基于检索增强微调与偏好优化的视觉程序生成 (Retrieval-Augmented Fine-Tuning With Preference Optimization For Visual Program Generation)

Visual programming languages (VPLs) allow users to create programs through graphical interfaces, which results in easier accessibility and their widespread usage in various domains. To further enhance this accessibility, recent research has focused on generating VPL code from user instructions using large language models (LLMs). Specifically, by employing prompting-based methods, these studies have shown promising results. Nevertheless, such approaches can be less effective for industrial VPLs such as Ladder Diagram (LD). LD is a pivotal language used in industrial automation processes and involves extensive domain-specific configurations, which are difficult to capture in a single prompt. In this work, we demonstrate that training-based methods outperform prompting-based methods for LD generation accuracy, even with smaller backbone models. Building on these findings, we propose a two-stage training strategy to further enhance VPL generation. First, we employ retrieval-augmented fine-tuning to leverage the repetitive use of subroutines commonly seen in industrial VPLs. Second, we apply direct preference optimization (DPO) to further guide the model toward accurate outputs, using systematically generated preference pairs through graph editing operations. Extensive experiments on real-world LD data demonstrate that our approach improves program-level accuracy by over 10% compared to supervised fine-tuning, which highlights its potential to advance industrial automation.

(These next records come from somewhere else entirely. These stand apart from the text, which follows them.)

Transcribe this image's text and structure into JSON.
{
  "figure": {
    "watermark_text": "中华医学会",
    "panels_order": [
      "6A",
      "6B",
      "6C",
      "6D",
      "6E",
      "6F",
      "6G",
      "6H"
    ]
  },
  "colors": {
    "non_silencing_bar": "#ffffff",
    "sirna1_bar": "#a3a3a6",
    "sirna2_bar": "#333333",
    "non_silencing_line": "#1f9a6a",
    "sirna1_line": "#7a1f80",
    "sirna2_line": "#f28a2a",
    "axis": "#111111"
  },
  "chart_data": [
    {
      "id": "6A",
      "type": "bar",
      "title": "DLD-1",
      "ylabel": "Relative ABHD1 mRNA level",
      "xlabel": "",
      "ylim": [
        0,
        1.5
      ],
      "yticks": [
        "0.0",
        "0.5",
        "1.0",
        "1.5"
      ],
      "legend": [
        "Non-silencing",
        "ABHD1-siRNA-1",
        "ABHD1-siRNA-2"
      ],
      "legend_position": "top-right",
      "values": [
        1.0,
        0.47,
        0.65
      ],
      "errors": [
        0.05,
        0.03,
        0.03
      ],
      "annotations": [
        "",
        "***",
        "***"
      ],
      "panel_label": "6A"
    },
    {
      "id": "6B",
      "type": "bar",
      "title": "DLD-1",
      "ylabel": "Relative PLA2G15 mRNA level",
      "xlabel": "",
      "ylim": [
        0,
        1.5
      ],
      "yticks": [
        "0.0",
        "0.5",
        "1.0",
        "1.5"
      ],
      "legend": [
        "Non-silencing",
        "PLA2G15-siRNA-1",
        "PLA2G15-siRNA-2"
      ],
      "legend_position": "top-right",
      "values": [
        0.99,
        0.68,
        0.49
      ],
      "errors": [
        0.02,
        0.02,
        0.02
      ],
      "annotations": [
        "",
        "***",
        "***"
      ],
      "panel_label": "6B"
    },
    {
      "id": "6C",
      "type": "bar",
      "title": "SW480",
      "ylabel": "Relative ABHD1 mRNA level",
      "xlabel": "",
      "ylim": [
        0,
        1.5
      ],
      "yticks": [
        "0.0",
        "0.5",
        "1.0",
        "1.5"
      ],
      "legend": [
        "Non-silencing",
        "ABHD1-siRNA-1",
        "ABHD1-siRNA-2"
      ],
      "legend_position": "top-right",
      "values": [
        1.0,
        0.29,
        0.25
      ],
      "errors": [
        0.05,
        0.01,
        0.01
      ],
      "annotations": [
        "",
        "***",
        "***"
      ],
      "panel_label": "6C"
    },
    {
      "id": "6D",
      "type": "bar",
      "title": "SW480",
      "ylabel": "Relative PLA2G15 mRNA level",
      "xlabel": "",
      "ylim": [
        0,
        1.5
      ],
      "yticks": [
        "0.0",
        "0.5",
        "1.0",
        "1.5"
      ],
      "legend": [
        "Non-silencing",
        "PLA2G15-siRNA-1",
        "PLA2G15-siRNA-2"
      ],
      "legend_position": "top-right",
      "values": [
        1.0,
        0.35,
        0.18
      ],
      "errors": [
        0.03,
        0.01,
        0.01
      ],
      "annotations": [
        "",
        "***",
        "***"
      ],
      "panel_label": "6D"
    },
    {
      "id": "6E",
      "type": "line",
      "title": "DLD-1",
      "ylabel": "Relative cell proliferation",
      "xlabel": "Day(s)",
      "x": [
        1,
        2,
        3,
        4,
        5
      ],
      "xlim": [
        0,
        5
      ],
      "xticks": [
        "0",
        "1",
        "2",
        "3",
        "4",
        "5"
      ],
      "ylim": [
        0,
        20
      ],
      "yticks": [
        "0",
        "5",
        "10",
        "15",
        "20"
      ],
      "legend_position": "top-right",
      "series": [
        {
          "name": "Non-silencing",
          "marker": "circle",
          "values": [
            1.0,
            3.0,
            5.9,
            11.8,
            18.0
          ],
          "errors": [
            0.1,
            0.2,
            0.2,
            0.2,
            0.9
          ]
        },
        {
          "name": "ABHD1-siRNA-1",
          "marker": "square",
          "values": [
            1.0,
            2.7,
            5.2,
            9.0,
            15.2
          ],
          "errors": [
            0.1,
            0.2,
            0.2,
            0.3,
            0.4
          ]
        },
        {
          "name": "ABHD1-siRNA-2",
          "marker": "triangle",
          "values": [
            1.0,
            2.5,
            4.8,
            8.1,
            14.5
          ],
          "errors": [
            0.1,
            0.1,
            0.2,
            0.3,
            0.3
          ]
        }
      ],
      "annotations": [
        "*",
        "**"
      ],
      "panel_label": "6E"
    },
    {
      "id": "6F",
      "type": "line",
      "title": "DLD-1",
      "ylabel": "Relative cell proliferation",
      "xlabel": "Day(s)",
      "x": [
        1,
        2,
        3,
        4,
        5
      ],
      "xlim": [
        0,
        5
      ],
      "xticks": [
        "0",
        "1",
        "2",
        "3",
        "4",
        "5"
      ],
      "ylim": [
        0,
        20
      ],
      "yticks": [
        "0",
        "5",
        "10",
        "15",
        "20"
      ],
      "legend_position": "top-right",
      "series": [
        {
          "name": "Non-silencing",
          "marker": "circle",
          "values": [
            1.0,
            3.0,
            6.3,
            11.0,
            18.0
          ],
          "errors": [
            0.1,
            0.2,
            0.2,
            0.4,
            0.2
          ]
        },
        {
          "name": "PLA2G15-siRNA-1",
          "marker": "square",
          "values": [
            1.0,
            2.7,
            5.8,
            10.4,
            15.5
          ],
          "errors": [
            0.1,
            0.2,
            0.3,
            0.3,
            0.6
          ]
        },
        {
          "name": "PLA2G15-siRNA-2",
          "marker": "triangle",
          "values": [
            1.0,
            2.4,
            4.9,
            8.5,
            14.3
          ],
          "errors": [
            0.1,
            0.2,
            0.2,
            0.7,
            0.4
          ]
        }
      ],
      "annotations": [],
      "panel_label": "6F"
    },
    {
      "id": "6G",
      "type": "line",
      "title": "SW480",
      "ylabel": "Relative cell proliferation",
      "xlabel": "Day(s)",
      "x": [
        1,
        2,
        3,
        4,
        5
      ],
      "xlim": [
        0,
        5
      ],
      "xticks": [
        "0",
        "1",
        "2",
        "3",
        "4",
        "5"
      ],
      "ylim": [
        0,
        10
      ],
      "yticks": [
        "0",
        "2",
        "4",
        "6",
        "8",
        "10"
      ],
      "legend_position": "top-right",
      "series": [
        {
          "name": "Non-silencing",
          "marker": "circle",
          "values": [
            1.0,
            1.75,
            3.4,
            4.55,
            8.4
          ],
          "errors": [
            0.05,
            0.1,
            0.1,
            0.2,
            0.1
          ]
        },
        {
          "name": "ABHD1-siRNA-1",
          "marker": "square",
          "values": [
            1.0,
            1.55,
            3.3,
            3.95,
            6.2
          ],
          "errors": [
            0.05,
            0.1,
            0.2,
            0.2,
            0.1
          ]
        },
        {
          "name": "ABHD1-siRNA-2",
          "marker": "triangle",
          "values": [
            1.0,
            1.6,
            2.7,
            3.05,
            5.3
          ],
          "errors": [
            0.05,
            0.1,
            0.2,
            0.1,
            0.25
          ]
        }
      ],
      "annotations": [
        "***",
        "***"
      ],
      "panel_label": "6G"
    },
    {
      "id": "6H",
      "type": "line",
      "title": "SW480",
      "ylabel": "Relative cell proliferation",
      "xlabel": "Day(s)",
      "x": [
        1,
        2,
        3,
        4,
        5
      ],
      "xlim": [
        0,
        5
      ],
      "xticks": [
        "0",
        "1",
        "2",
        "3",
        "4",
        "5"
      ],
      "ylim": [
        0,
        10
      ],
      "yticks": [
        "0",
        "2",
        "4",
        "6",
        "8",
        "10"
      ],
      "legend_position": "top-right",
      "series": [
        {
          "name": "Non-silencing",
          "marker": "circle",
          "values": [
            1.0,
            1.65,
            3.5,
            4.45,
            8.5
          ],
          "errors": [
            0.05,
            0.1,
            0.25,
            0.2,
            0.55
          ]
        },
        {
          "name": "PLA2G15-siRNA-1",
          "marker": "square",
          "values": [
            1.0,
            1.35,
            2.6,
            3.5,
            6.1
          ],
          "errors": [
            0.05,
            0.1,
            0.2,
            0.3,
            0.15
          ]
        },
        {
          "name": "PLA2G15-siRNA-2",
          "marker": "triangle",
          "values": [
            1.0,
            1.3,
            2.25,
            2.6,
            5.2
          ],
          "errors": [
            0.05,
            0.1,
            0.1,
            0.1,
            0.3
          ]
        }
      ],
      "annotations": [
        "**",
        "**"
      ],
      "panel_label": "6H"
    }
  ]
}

翻译：视觉编程语言（VPLs）允许用户通过图形界面创建程序，这使其更易于访问，并在各个领域得到广泛应用。为了进一步提升这种可访问性，近期研究聚焦于利用大语言模型（LLMs）从用户指令生成VPL代码。具体而言，通过采用基于提示的方法，这些研究已展现出有希望的结果。然而，此类方法对于工业VPL（如梯形图（LD））可能效果欠佳。LD是工业自动化过程中使用的关键语言，涉及大量领域特定的配置，这些配置难以通过单一提示捕获。在本工作中，我们证明，即使使用较小的骨干模型，基于训练的方法在LD生成准确性上也优于基于提示的方法。基于这些发现，我们提出一种两阶段训练策略以进一步增强VPL生成。首先，我们采用检索增强微调，以利用工业VPL中常见的子程序重复使用特性。其次，我们应用直接偏好优化（DPO），通过图编辑操作系统生成偏好对，进一步引导模型产生准确输出。在真实世界LD数据上进行的大量实验表明，与监督微调相比，我们的方法将程序级准确性提升了超过10%，这突显了其在推动工业自动化方面的潜力。